Dennoch gibt es durchaus Lösungen - besonders auch für kleinere Vereine - die einfach und schnell neue Chancen bieten könnten ....

Hierzu einige Beispiele:

  • Ein Verein verfügt über hinreichend Fläche, um darauf Solaranlagen zu installieren. Der WirKraft-Form-Vorteil konnte indirekt in Wirkung gebracht werden durch Gründung einer Energiegenossenschaft. Vorrangig wurden zunächst den Vereinsmitgliedern eine Beteiligungschance (Mitgliedschaft) eingeräumt. Schnell stellte sich jedoch heraus, dass auch Bürger der Gemeinde mitmachen wollten, die keine Mitglieder im Verein waren. Man entschied sich dafür, auch Nicht-Vereinsmitgliedern den Zugang zu gewähren. Eine gute Entscheidung, wie die zahlreichen Neuaufnahmen in den Verein zeigten. Der Mittelzufluss von der Genossenschaft zum Verein wurde genauso perfekt geregelt, wie der dauerhafte Einfluss des Vereins auf die Geschäftspolitik der Genossenschaft. Auch der WirKraft-Gruppen-Vorteil wurde intelligent geregelt (näheres dazu im nächsten Beispiel).
  • Mindestens 7 Personen sind erforderlich, um einen Verein zu bilden. Wir sehen, ein Verein ist - bereits in seiner kleinsten Struktur - eine GRUPPE, die am GRUPPEN-MARKT bereits für seine Mitglieder durchaus gewisse Vorteile erreichen könnte. Noch nicht besonders große, aber immerhin ... In der Kleinstadt X hatte der Karnevalsverein jedoch über 150 Mitglieder. Natürlich stärkte der Verein bereits durch seinen Einkauf das örtliche Gewerbe. Aber seine Mitglieder zu stärken, die ebenfalls beim örtlichen Gewerbe Kundschaft war, musste erst noch eingerichtet werden.  Die vom Verein mit fast allen örtlichen Gewerbetreibenden geschlossen Vereinbarungen waren recht einfach: Zwischen 3-10% Rabatt für jeden Einkauf von Vereinsmitgliedern. Wen man nicht sowieso beim Bäcker, Fleischer oder Restaurant, usw. kannte, der legte seinen Mitgliedsausweis vor ...   

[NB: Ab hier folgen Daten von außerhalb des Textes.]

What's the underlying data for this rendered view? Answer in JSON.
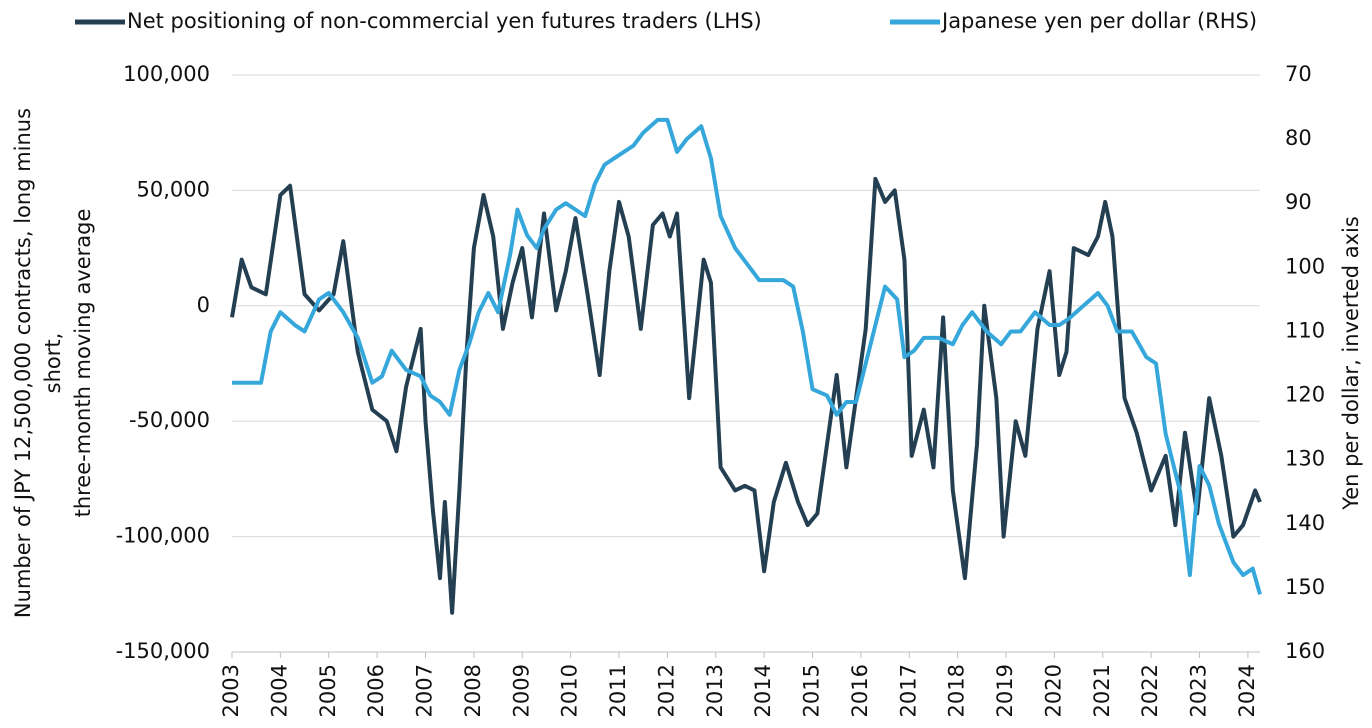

Und wie wäre es mit Vorteilen, für   Produkte oder auch Dienstleistungen, die es nicht im örtlichen Angebot gibt? Fragen Sie zunächst Ihre Vereinsmitglieder, wo deren Interessen liegen und ob sich um um einen einmaligen, wiederkehrenden oder oft wiederkehrenden Bedarf handelt. Um die Angebote zu sichten, zu verhandeln, zu pflegen und die Einhaltung der Zusagen zu überwachen, wird es wahrscheinlich aufwändig. 

Auch das haben wir im WirMarkt-Projekt berücksichtigt. Nehmen Sie Kontakt auf, lassen Sie sich beraten und wenn es für Sie Sinn macht, beginnen Sie einen WirKraft-Vorteil für Ihre Mitglieder zu besprechen ... .

Den WirKraft-Gruppen-Vorteil sollten Sie Ihren Mitgliedern immer wieder verdeutlichen. Denn das ist der WirKraft-Gruppen-Vorteil, den nur jemand erhält, der Mitglied in Ihrem Verein ist! Dieser Vorteil ist ganz kostenlos und einfach zu schaffen! Er kann für Einwerbung von neuen Mitgliedern genutzt werden, steigert das Wirgefühl der Mitglieder und gibt sogar gewisse Spielräume, über eine leichte Beitragserhöhung nachzudenken, die vielleicht seit Jahren verschoben, aber dringend notwendig wäre.